Japanese New Years is the first of January. Throughout the new year holiday, we gather with family and relatives and have a reunion time. Buddhist temples perform the tolling of a bell 108 times, starting from midnight on New Year’s Eve. Although there are some opinions about the 108 tolls of the bell, the most famous reason is that it symbolizes the casting away of 108 earthly desires, bonnou, which are believed to cause human suffering.

On New Year's Day, people visit Shinto shrines to offer prayers and draw a fortune slip. They offer a lion dance and many stalls. Osechi is the traditional food we eat on New Year’s Day; colorful varieties of food, which are embedded with different meanings for each, are packed in ju-bako, which resembles bento boxes. Children look forward to getting otoshidama, the money they get from the adults as a New Year’s gift.

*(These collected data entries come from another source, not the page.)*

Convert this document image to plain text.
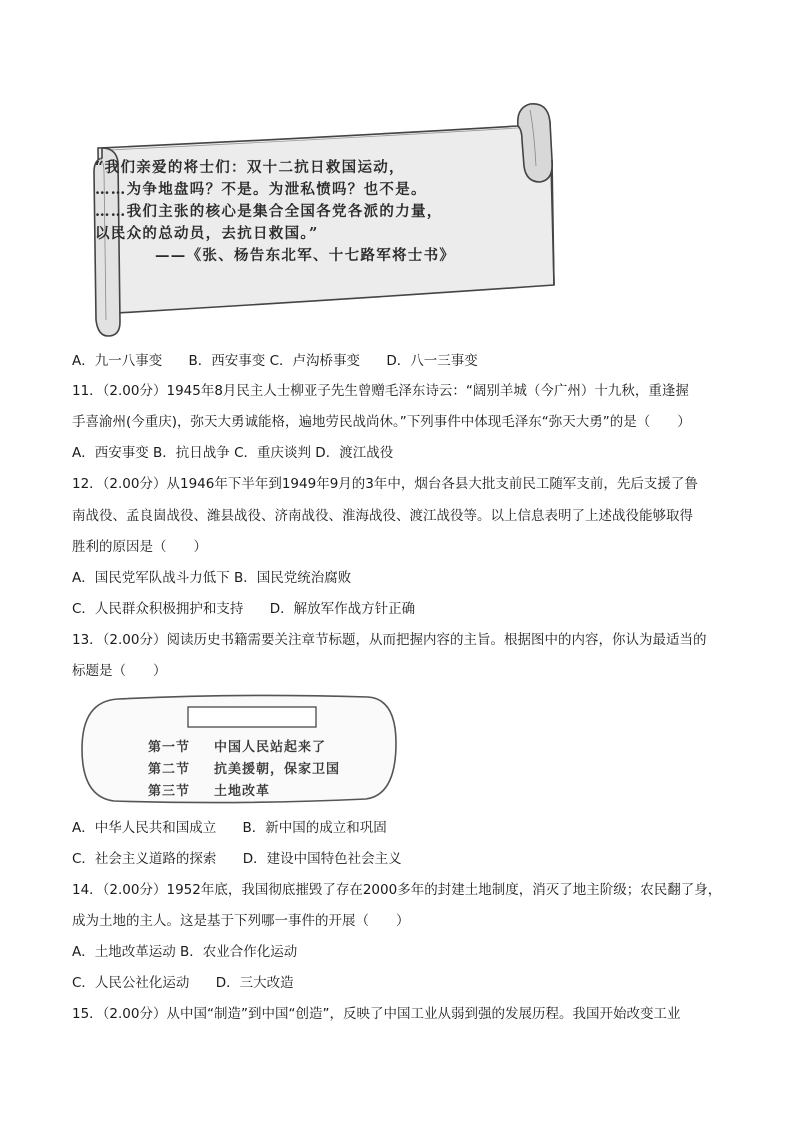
“我们亲爱的将士们：双十二抗日救国运动，
……为争地盘吗？不是。为泄私愤吗？也不是。
……我们主张的核心是集合全国各党各派的力量，
以民众的总动员，去抗日救国。”
——《张、杨告东北军、十七路军将士书》
A．九一八事变 B．西安事变 C．卢沟桥事变 D．八一三事变
11．（2.00分）1945年8月民主人士柳亚子先生曾赠毛泽东诗云：“阔别羊城（今广州）十九秋，重逢握
手喜渝州(今重庆)，弥天大勇诚能格，遍地劳民战尚休。”下列事件中体现毛泽东“弥天大勇”的是（　　）
A．西安事变 B．抗日战争 C．重庆谈判 D．渡江战役
12．（2.00分）从1946年下半年到1949年9月的3年中，烟台各县大批支前民工随军支前，先后支援了鲁
南战役、孟良崮战役、潍县战役、济南战役、淮海战役、渡江战役等。以上信息表明了上述战役能够取得
胜利的原因是（　　）
A．国民党军队战斗力低下 B．国民党统治腐败
C．人民群众积极拥护和支持 D．解放军作战方针正确
13．（2.00分）阅读历史书籍需要关注章节标题，从而把握内容的主旨。根据图中的内容，你认为最适当的
标题是（　　）
第一节 中国人民站起来了
第二节 抗美援朝，保家卫国
第三节 土地改革
A．中华人民共和国成立 B．新中国的成立和巩固
C．社会主义道路的探索 D．建设中国特色社会主义
14．（2.00分）1952年底，我国彻底摧毁了存在2000多年的封建土地制度，消灭了地主阶级；农民翻了身，
成为土地的主人。这是基于下列哪一事件的开展（　　）
A．土地改革运动 B．农业合作化运动
C．人民公社化运动 D．三大改造
15．（2.00分）从中国“制造”到中国“创造”，反映了中国工业从弱到强的发展历程。我国开始改变工业
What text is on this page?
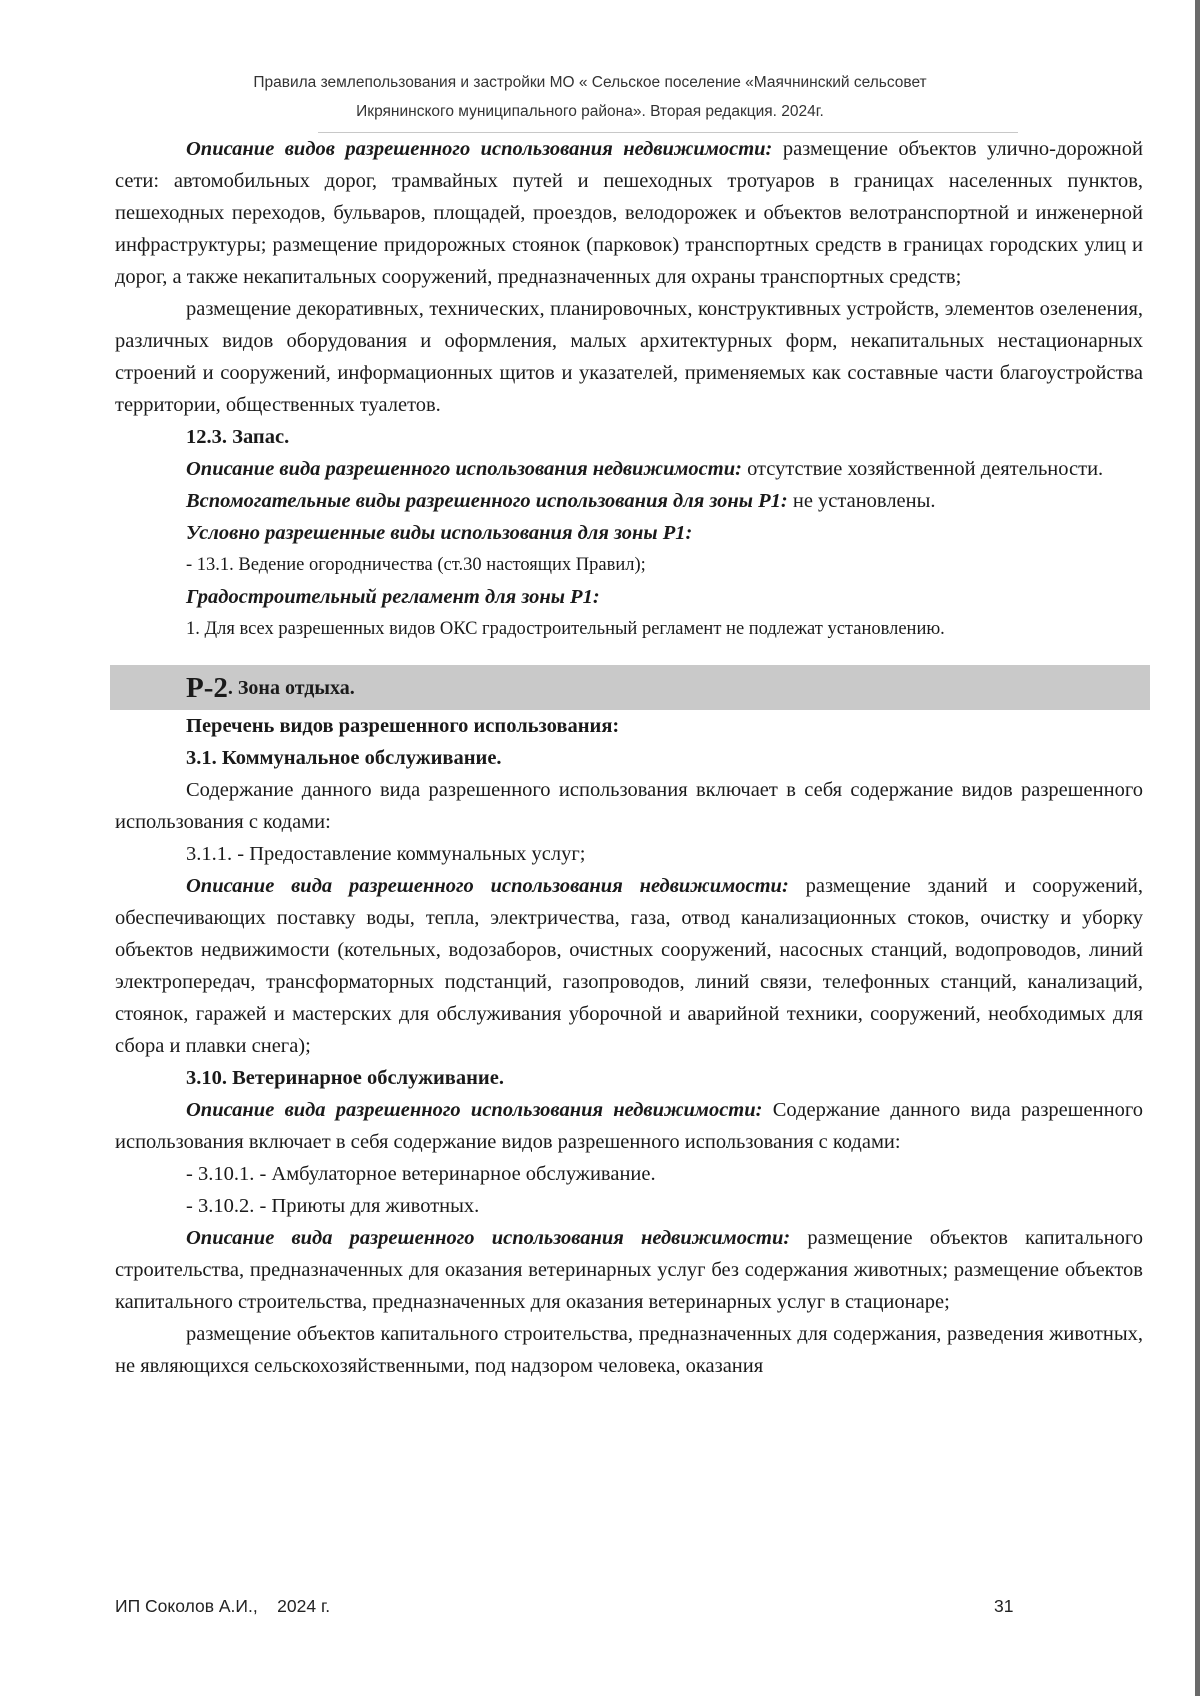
Правила землепользования и застройки МО « Сельское поселение «Маячнинский сельсовет
Икрянинского муниципального района». Вторая редакция. 2024г.

Описание видов разрешенного использования недвижимости: размещение объектов улично-дорожной сети: автомобильных дорог, трамвайных путей и пешеходных тротуаров в границах населенных пунктов, пешеходных переходов, бульваров, площадей, проездов, велодорожек и объектов велотранспортной и инженерной инфраструктуры; размещение придорожных стоянок (парковок) транспортных средств в границах городских улиц и дорог, а также некапитальных сооружений, предназначенных для охраны транспортных средств;

размещение декоративных, технических, планировочных, конструктивных устройств, элементов озеленения, различных видов оборудования и оформления, малых архитектурных форм, некапитальных нестационарных строений и сооружений, информационных щитов и указателей, применяемых как составные части благоустройства территории, общественных туалетов.

12.3. Запас.

Описание вида разрешенного использования недвижимости: отсутствие хозяйственной деятельности.

Вспомогательные виды разрешенного использования для зоны Р1: не установлены.

Условно разрешенные виды использования для зоны Р1:

- 13.1. Ведение огородничества (ст.30 настоящих Правил);

Градостроительный регламент для зоны Р1:

1. Для всех разрешенных видов ОКС градостроительный регламент не подлежат установлению.

Р-2 . Зона отдыха.

Перечень видов разрешенного использования:

3.1. Коммунальное обслуживание.

Содержание данного вида разрешенного использования включает в себя содержание видов разрешенного использования с кодами:

3.1.1. - Предоставление коммунальных услуг;

Описание вида разрешенного использования недвижимости: размещение зданий и сооружений, обеспечивающих поставку воды, тепла, электричества, газа, отвод канализационных стоков, очистку и уборку объектов недвижимости (котельных, водозаборов, очистных сооружений, насосных станций, водопроводов, линий электропередач, трансформаторных подстанций, газопроводов, линий связи, телефонных станций, канализаций, стоянок, гаражей и мастерских для обслуживания уборочной и аварийной техники, сооружений, необходимых для сбора и плавки снега);

3.10. Ветеринарное обслуживание.

Описание вида разрешенного использования недвижимости: Содержание данного вида разрешенного использования включает в себя содержание видов разрешенного использования с кодами:

- 3.10.1. - Амбулаторное ветеринарное обслуживание.

- 3.10.2. - Приюты для животных.

Описание вида разрешенного использования недвижимости: размещение объектов капитального строительства, предназначенных для оказания ветеринарных услуг без содержания животных; размещение объектов капитального строительства, предназначенных для оказания ветеринарных услуг в стационаре;

размещение объектов капитального строительства, предназначенных для содержания, разведения животных, не являющихся сельскохозяйственными, под надзором человека, оказания

ИП Соколов А.И.,    2024 г.	31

On the other hand, Chinese New Years follows the lunar calendar. Jia Yi Lim (12) explains Chinese New Year as, “It's an important event for the Chinese all around the world. As Chinese culture places importance on the family, Chinese New Years is a time when cherished ones come together to celebrate the new year.”

Before the New Year's Day, her “family comes together to have a reunion lunch.” They “have several steamboats around the table and a variety of dishes to choose from.” They also eat special desserts: “mandarin oranges and soybean pudding.”

Although Japanese spend most of the time with family, Chinese families “invite friends and relatives over to our house and enjoy ourselves… and spend much of the event with friends, eating and playing.”

In Chinese culture, “unmarried people like me would receive red packets,” with money inside. They also observe more authentic “lion dances, which are accompanied by loud music…meant to scare evil spirits away.”

Because our cultures are very similar, the way we celebrate is similar, but slightly different like our two cultures. I feel that this new year even reflects on each of the characteristics of our cultures. It is very fascinating and important to open our eyes and seek out these sorts of relationships more; we can learn a lot from experience, and that will be the first step to understand each other.